En revanche, et c'est un juste retour des choses, l'accès à un usage réellement professionnel lui est interdit dans l'immédiat. Il y a deux raisons majeures à cela. La qualité de restitution sonore est bonne mais pas exceptionnelle. Même si on utilise un matériel Hi-Fi en sortie. Certes les résultats sont surprenants, épatants même, notamment avec Perfect Sound ou Future Sound, mais ce n'est pas encore le nec plus ultra.

Deuxième raison : Commodore n'a pas jugé utile d'intégrer une interface MIDI à l'unité centrale. Il faut l'acheter en sus. Chez Atari on a pensé à ce détail. Les prises MIDI sont bel et bien là et les logiciels ont fleuri, jouissant de l'aubaine. Ainsi, délaissant la puce sonore interne du ST, les concepteurs ont porté leurs efforts vers des logiciels qui exploitent la norme MIDI.

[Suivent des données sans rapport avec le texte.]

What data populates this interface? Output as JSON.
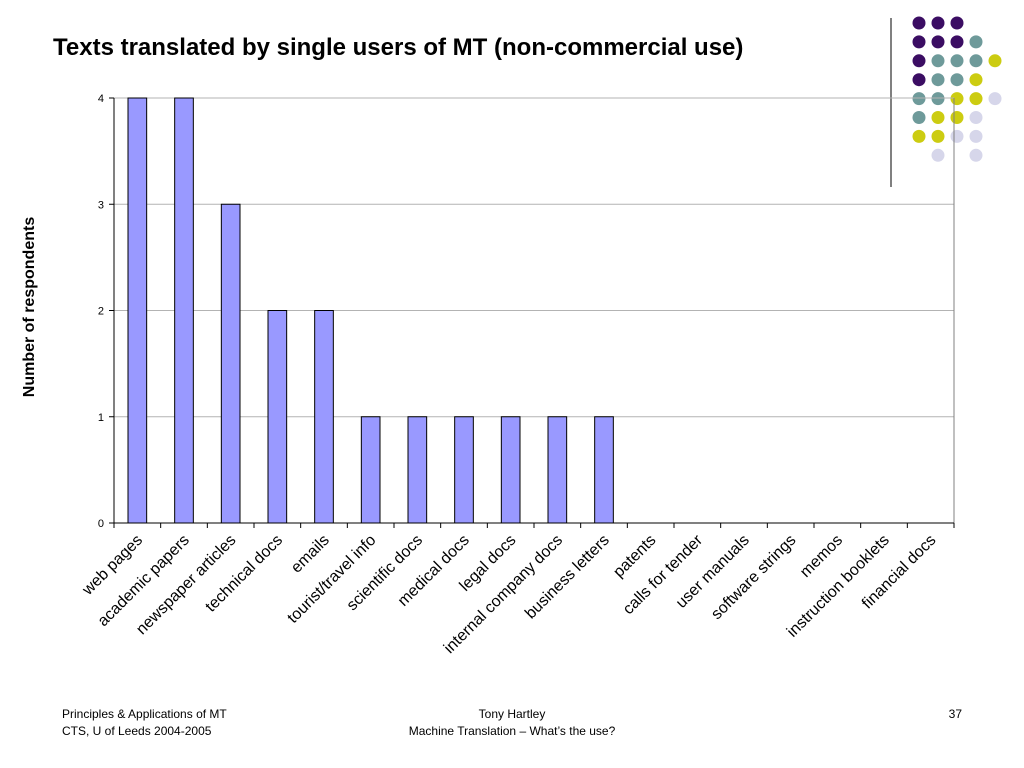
{
  "slide": {
    "title": "Texts translated by single users of MT (non-commercial use)"
  },
  "footer": {
    "left_line1": "Principles & Applications of MT",
    "left_line2": "CTS, U of Leeds 2004-2005",
    "center_line1": "Tony Hartley",
    "center_line2": "Machine Translation – What’s the use?",
    "page_number": "37"
  },
  "decoration": {
    "dot_colors": {
      "purple": "#3b0d63",
      "teal": "#6e9a9a",
      "yellow": "#cccc11",
      "lavender": "#d6d6ea"
    },
    "rule_color": "#000000"
  },
  "chart_data": {
    "type": "bar",
    "title": "",
    "xlabel": "",
    "ylabel": "Number of respondents",
    "ylim": [
      0,
      4
    ],
    "yticks": [
      0,
      1,
      2,
      3,
      4
    ],
    "grid": true,
    "legend": "none",
    "bar_color": "#9999ff",
    "bar_edge_color": "#000000",
    "categories": [
      "web pages",
      "academic papers",
      "newspaper articles",
      "technical docs",
      "emails",
      "tourist/travel info",
      "scientific docs",
      "medical docs",
      "legal docs",
      "internal company docs",
      "business letters",
      "patents",
      "calls for tender",
      "user manuals",
      "software strings",
      "memos",
      "instruction booklets",
      "financial docs"
    ],
    "values": [
      4,
      4,
      3,
      2,
      2,
      1,
      1,
      1,
      1,
      1,
      1,
      0,
      0,
      0,
      0,
      0,
      0,
      0
    ]
  }
}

Le ST s'ouvre sur l'extérieur et devient un maillon essentiel du studio professionnel. Roi au milieu des synthétiseurs, des expandeurs et autres boîtes à rythmes, il trône et dirige tous ces beaux appareils. Avec des logiciels tels que Pro 24 de Steinberg ou le SMPTE Track de Hybrid Arts, le travail en studio est rationnalisé voire optimisé. Il est évident que ces deux derniers critères déterminent le choix des musiciens. Certains tubes de disques sont en partie réalisés à l'aide de systèmes à base d'Atari. Bien, mais moi, avec mon 520 ST sur la table, sans synthé, sans rien, que puis-je orchestrer ? Quasiment rien, voilà le problème.

La comparaison est donc difficile entre un Atari et un Amiga en matière de musique. Respectons le vieil adage : à chacun selon ses besoins. Ceux qui veulent une machine ouverte, évolutive et disposant déjà d'un catalogue de logiciels haut de gamme préféreront l'Atari. Ceux qui désirent une machine cohérente et prête à délivrer tout de suite des décibels s'orienteront vers l'Amiga. Mais attention ! Le marché évolue vite. L'Amiga ne boude plus la norme MIDI et les logiciels performants sur Atari pourraient voir leur prix baisser. Tout est question de patience.